Well, finally Dr. Hostetter, what do see on the horizon for renal function testing and the diagnosis of chronic kidney disease?
Well, there is a great deal of interest in this now,
because we are as the laboratory people know, stuck with a situation where the serum creatinine and that urine albumin, which I mentioned earlier are really the major test we have, and unfortunately it's been around forever and we haven’t had really new markers, we’ve had new ways of expressing them like this estimated GFR and the concentration ratios, but we have been kind of stuck with these two measures of kidney function or kidney damage. But there are increasing interests in investigational studies of looking at markers of injury, for example, protein shed by damaged cells or even the damaged cells themselves being shed into the urine or messenger RNA indicative of damage appearing in the urine as perhaps more sensitive or earlier markers of kidney function.

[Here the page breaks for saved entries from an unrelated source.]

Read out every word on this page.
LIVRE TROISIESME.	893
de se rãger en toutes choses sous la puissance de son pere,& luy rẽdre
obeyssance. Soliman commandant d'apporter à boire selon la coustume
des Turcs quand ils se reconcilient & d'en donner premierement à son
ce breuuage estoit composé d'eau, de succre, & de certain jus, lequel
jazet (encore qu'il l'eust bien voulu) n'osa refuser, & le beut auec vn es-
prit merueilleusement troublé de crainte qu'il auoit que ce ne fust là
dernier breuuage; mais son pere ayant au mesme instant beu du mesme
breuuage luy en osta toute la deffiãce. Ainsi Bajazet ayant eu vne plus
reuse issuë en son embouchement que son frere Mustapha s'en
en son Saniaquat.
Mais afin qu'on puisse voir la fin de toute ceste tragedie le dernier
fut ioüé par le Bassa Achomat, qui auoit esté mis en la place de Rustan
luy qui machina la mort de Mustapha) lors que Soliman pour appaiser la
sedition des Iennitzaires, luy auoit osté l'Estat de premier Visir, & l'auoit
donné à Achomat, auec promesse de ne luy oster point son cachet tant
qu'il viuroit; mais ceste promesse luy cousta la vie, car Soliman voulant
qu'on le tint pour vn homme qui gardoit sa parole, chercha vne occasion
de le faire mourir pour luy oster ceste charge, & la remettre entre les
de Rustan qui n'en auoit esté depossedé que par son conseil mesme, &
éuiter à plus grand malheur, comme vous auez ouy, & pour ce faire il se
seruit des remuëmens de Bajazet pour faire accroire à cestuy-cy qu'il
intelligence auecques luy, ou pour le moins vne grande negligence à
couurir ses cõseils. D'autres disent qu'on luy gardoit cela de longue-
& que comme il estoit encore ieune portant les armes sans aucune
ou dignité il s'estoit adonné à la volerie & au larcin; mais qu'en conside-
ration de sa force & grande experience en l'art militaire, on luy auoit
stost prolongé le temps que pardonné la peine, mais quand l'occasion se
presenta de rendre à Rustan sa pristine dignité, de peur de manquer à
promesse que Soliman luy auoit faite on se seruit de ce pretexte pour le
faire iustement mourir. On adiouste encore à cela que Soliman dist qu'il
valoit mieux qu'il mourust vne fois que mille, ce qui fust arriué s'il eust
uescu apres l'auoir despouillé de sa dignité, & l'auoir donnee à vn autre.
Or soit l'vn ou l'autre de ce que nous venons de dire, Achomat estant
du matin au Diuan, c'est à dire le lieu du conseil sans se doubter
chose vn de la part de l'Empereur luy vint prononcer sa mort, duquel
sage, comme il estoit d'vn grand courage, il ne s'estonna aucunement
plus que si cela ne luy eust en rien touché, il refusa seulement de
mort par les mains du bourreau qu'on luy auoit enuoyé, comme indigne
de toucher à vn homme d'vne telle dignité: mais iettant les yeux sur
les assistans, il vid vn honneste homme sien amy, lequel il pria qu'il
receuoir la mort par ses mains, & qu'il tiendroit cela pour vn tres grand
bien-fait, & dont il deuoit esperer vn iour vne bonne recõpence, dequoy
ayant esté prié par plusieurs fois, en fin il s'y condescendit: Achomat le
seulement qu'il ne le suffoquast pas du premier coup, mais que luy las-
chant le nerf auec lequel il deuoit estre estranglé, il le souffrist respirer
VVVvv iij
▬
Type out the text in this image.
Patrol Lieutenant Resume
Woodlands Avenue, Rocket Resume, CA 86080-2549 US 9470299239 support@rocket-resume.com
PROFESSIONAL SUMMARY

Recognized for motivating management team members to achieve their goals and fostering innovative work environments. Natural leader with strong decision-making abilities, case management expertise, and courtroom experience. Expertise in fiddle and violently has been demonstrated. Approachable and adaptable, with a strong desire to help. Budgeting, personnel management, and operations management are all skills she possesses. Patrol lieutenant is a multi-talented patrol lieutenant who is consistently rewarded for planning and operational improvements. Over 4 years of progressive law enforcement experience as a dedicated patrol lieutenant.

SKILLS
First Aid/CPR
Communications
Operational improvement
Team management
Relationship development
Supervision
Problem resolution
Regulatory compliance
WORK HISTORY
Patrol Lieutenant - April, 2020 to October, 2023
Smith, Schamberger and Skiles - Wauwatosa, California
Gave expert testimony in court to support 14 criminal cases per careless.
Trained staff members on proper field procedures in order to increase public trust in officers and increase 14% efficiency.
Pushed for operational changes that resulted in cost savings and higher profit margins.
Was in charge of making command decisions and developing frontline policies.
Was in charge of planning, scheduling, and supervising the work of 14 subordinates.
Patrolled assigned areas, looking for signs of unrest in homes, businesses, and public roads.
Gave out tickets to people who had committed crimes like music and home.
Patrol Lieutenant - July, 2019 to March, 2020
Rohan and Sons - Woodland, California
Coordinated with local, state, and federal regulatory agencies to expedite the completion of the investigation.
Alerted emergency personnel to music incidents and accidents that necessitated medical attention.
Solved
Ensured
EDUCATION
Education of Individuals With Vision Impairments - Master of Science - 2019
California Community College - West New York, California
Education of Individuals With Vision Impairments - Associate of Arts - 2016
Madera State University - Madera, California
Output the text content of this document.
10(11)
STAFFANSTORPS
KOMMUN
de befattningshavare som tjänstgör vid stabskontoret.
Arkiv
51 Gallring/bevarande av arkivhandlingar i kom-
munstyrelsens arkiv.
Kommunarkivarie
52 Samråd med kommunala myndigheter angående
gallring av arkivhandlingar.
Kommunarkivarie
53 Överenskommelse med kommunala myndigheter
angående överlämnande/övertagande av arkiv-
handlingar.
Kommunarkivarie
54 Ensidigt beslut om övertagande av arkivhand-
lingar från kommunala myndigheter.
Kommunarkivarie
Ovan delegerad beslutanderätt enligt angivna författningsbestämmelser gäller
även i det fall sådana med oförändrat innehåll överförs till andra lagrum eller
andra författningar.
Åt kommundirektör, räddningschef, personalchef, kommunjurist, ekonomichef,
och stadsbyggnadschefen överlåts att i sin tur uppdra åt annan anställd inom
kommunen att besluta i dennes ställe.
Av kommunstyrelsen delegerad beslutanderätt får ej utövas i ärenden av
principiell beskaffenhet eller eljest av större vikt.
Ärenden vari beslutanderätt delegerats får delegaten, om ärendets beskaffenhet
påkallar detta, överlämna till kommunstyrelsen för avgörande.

There has been particularly intense interest in this, in the area of acute kidney injury. But some of these same markers or at least the concepts of looking for markers of injury, of the types I have mentioned seem to be applicable to chronic kidney disease.
So, we don’t have one of those now for chronic kidney disease, some of them are close for acute kidney injury, but I am guessing that we will build on that experience in acute kidney injury and have some of those injury markers probably as they are found in the urine as more sensitive markers than estimated GFR or urinary albumin, and then we will have those in not-too-distant future.
Dr. Thomas Hostetter is the Abraham Levitt Professor of Medicine, and Director of the Nephrology Division at the Albert Einstein College of Medicine. He has been our guest in this podcast from Clinical Chemistry. I am Bob Barrett. Thanks for listening!